God, I love a good short story. That one and Faulkner's A Rose for Emily are seared into my consciousness, and the line I quoted above is one that I kept thinking about over the last few days as the news of the big game hunter dentist's quarry trickled and then gushed out on social media. I find big game hunters just laughably gross, and this guy looked to be typical for the -- well -- breed, but honestly, I'm way more scared of the response I've seen on social media and in the press. There have been people with tiny stuffed lions and people dressed like lions lurking and protesting in the streets, people storming the guy's dental office and shaming him over and over. The internet mobsters have hounded him and his entire family, outed them and forced his business to shut down. I imagine they've gotten death threats, and you could probably figure that their lives are irrevocably changed, if not ruined. Whole businesses are already sprouting up selling lion tee-shirts, and it seems that nearly everyone seems to be caught up in it, jumping on the bandwagon.
I feel uncomfortable. I find it terrifying that this asshole dude is figuratively being tarred and feathered, pilloried and otherwise destroyed because he killed a beloved lion in Africa. I'm aware that he perhaps is a stand-in for nearly everything that's going wrong on our planet -- the rape and exploitation of all that's beautiful and natural -- but I still can't shake the dis-ease.
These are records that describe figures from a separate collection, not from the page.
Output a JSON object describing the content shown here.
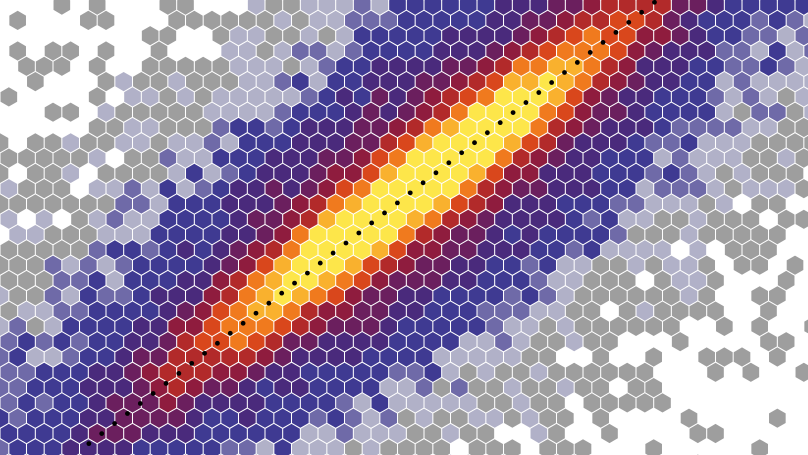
{
  "chart_data": {
    "type": "heatmap",
    "subtype": "hexbin",
    "title": "",
    "xlabel": "",
    "ylabel": "",
    "xlim": [
      0,
      1
    ],
    "ylim": [
      0,
      1
    ],
    "grid": false,
    "legend": "none",
    "density_model": {
      "ridge_start": [
        0.11,
        0.03
      ],
      "ridge_end": [
        0.81,
        1.0
      ],
      "peak_position": 0.58,
      "core_width": 0.045,
      "halo_width": 0.14,
      "sparse_width": 0.28
    },
    "colormap": [
      "#9e9e9e",
      "#b1b1c8",
      "#6f6aa8",
      "#3f3a92",
      "#4a2a7c",
      "#6b1f5e",
      "#8f1c3e",
      "#b22a2a",
      "#d9471c",
      "#f07a1e",
      "#f9b12e",
      "#fde64a"
    ],
    "trend_line": {
      "style": "dotted",
      "color": "#000000",
      "points": [
        [
          0.11,
          0.025
        ],
        [
          0.81,
          0.995
        ]
      ]
    }
  }
}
On the other hand, I'm complicit in feeling a simmering rage about the apparent daily collision of civil servants and black people. The clusterfuck of cops shooting black people every single day for minor traffic violations or perceived insult is beyond belief, even as the deadly force is a stand-in for racism -- a deep-seated and pervasive disease that you could say is the rotten core of this country. The response, though, compared to that of the lion and the dentist, seems tepid. I'm not a moral relativist, but I find this unsettling.
The hysteria around the dentist is scary to me. I think everyone has gone out of their minds. They are literally upon him. Evidently, hundreds and hundreds of animals are illegally poached and slaughtered each year, yet the outrage is directed at one human being and his family. What next?
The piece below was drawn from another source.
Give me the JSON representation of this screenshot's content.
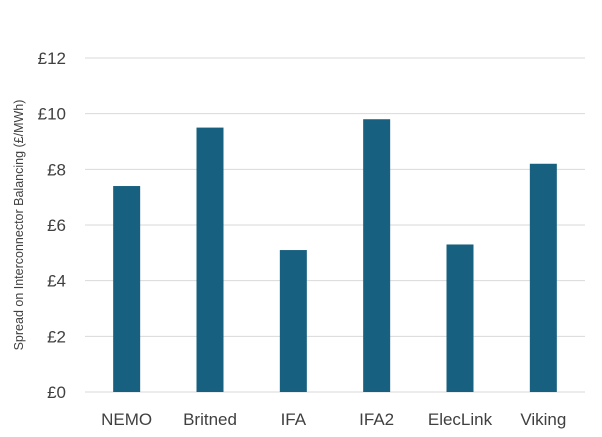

While I wouldn't want an angry mob with pitchforks and burning torches to descend upon any number of police officers who have shot and killed black men and women for minor traffic offenses, what do we do with the rage?
I don't have any answers, but I do think people should knock it off with the lion and the dentist. As for the rest of it, my own rage, simmering, is but a tiny drop and it behooves me, like many white people of privilege, to sit in the moment and listen. These are intense times, and during intense times, I'm going to go deeper within even as I listen, remain open and increase my awareness of what my fellow citizens of color are telling me.
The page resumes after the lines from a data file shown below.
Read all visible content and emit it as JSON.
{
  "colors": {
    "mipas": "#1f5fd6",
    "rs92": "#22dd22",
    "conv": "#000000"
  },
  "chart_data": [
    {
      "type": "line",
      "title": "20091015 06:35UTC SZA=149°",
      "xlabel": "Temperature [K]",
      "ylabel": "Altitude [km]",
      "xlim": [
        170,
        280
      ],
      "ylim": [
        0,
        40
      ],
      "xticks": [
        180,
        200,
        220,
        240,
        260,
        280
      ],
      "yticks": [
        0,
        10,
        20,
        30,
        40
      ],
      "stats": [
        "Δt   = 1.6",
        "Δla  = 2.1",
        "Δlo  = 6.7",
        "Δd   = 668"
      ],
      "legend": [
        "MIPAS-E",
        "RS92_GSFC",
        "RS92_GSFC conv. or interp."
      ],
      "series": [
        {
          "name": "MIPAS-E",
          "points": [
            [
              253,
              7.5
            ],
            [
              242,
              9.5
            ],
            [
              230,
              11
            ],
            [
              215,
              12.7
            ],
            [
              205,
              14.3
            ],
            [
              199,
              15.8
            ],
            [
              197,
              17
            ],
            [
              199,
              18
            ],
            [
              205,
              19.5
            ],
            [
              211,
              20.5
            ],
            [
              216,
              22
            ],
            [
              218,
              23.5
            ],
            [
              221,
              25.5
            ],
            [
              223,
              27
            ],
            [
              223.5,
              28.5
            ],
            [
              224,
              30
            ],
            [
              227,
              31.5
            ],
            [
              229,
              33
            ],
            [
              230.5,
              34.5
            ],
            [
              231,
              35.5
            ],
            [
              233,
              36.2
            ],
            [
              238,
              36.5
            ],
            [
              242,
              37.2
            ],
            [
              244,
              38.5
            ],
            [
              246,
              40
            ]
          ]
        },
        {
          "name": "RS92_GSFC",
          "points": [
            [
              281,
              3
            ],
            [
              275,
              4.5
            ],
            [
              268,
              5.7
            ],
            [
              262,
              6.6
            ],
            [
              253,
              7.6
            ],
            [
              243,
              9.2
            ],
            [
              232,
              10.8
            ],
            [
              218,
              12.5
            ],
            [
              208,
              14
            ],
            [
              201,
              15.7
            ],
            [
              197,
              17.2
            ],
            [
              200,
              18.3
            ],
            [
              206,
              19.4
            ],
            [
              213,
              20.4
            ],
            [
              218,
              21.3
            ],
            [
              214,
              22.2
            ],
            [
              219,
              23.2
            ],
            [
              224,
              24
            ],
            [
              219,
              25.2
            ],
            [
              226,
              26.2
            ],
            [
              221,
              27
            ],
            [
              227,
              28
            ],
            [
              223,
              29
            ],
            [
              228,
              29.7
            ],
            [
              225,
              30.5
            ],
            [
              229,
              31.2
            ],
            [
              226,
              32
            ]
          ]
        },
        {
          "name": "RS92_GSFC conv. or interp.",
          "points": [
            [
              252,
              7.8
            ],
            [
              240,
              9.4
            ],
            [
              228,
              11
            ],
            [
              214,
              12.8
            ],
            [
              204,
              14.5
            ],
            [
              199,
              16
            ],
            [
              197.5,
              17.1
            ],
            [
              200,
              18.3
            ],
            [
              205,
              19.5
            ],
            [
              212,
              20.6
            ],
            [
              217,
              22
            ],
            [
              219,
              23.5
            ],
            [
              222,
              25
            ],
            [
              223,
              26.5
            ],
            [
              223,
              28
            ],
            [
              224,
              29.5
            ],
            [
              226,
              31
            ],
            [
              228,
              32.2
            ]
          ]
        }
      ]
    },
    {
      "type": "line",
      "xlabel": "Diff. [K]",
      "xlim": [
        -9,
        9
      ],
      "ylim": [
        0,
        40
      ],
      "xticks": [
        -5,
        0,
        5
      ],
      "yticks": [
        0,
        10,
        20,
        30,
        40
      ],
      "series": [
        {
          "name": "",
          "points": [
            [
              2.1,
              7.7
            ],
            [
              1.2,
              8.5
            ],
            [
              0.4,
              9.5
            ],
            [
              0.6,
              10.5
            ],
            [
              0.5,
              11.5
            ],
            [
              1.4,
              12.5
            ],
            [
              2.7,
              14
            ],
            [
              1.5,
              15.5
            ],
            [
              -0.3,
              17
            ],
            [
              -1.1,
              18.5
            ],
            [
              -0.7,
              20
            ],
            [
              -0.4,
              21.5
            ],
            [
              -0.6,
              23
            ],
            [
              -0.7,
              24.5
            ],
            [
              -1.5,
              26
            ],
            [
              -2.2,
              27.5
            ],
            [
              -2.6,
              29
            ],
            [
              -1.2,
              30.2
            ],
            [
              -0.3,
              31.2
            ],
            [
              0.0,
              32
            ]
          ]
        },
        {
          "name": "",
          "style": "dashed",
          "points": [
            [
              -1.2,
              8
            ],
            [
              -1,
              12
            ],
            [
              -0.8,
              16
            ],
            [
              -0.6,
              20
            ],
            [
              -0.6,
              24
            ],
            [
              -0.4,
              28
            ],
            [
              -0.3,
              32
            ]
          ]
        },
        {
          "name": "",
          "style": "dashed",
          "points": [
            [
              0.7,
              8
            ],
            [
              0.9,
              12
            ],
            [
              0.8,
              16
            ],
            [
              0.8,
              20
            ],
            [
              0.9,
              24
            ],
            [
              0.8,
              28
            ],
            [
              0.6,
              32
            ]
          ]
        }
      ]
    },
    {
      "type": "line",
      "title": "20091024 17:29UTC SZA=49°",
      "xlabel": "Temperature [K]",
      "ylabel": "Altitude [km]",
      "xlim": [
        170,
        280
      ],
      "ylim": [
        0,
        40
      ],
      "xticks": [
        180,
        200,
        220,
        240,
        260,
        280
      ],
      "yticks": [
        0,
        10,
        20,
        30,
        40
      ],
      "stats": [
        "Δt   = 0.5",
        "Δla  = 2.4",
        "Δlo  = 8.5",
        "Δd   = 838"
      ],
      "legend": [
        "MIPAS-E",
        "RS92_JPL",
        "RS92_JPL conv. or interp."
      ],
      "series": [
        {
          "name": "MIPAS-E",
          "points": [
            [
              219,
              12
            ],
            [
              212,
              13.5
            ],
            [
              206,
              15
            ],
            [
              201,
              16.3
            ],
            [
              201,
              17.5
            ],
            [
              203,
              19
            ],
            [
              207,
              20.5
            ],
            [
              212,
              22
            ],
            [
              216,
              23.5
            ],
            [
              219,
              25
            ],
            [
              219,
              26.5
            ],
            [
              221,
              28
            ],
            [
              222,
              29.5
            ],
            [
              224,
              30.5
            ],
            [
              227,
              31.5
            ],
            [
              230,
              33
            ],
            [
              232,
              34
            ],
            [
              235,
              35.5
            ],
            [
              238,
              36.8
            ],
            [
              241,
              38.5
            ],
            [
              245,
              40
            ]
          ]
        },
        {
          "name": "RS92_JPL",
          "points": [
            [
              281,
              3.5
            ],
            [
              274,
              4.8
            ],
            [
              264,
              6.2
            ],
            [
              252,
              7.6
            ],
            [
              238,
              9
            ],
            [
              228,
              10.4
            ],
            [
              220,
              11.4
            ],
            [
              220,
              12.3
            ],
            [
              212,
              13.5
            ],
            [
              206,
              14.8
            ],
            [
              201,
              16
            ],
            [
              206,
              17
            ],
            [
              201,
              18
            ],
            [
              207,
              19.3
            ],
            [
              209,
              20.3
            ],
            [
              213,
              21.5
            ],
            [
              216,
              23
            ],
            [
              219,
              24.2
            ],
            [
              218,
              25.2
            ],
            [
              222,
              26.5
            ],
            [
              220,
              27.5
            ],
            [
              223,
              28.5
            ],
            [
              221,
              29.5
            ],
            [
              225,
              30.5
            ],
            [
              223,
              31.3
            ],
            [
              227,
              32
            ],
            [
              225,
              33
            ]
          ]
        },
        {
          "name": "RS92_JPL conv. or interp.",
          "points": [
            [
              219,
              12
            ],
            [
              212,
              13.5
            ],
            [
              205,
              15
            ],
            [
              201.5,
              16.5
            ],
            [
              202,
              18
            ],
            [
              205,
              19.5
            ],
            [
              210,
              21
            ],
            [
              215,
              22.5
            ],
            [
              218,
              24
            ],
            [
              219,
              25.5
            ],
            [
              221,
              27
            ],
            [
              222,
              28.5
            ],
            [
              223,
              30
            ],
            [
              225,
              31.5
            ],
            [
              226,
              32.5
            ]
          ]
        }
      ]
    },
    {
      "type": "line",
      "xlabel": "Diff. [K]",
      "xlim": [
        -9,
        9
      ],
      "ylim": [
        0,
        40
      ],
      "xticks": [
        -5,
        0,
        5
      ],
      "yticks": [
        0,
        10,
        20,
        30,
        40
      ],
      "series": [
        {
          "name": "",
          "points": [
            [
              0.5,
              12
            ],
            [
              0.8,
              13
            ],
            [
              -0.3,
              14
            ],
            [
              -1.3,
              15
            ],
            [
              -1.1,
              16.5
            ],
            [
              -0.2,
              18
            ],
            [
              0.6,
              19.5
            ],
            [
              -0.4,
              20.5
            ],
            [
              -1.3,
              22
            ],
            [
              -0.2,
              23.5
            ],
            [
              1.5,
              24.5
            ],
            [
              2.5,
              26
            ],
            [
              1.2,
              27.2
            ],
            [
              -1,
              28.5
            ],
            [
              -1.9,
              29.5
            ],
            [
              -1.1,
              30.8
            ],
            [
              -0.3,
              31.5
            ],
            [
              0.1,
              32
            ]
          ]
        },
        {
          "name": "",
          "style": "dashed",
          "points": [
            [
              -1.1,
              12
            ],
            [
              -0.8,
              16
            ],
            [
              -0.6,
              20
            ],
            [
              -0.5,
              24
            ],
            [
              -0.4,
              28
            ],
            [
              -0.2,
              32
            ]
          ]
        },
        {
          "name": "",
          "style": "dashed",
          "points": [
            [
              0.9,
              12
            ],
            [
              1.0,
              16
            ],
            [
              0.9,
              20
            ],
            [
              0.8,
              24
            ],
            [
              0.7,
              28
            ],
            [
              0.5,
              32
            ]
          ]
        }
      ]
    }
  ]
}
I think the palliative for fear and anger is to stand firmly and wakefully in the moment. It’s like the old Zen master saying, “Come with me. Let’s fill the well with snow.” It’s a hopeless task: The snow melts; the process is endless. We don’t take action because we expect a certain result; we do it because it needs to be done. We pick up the shovel not because we’re going to fill the well with snow but because shoveling is the dharma activity of that moment. We show up for the impossible.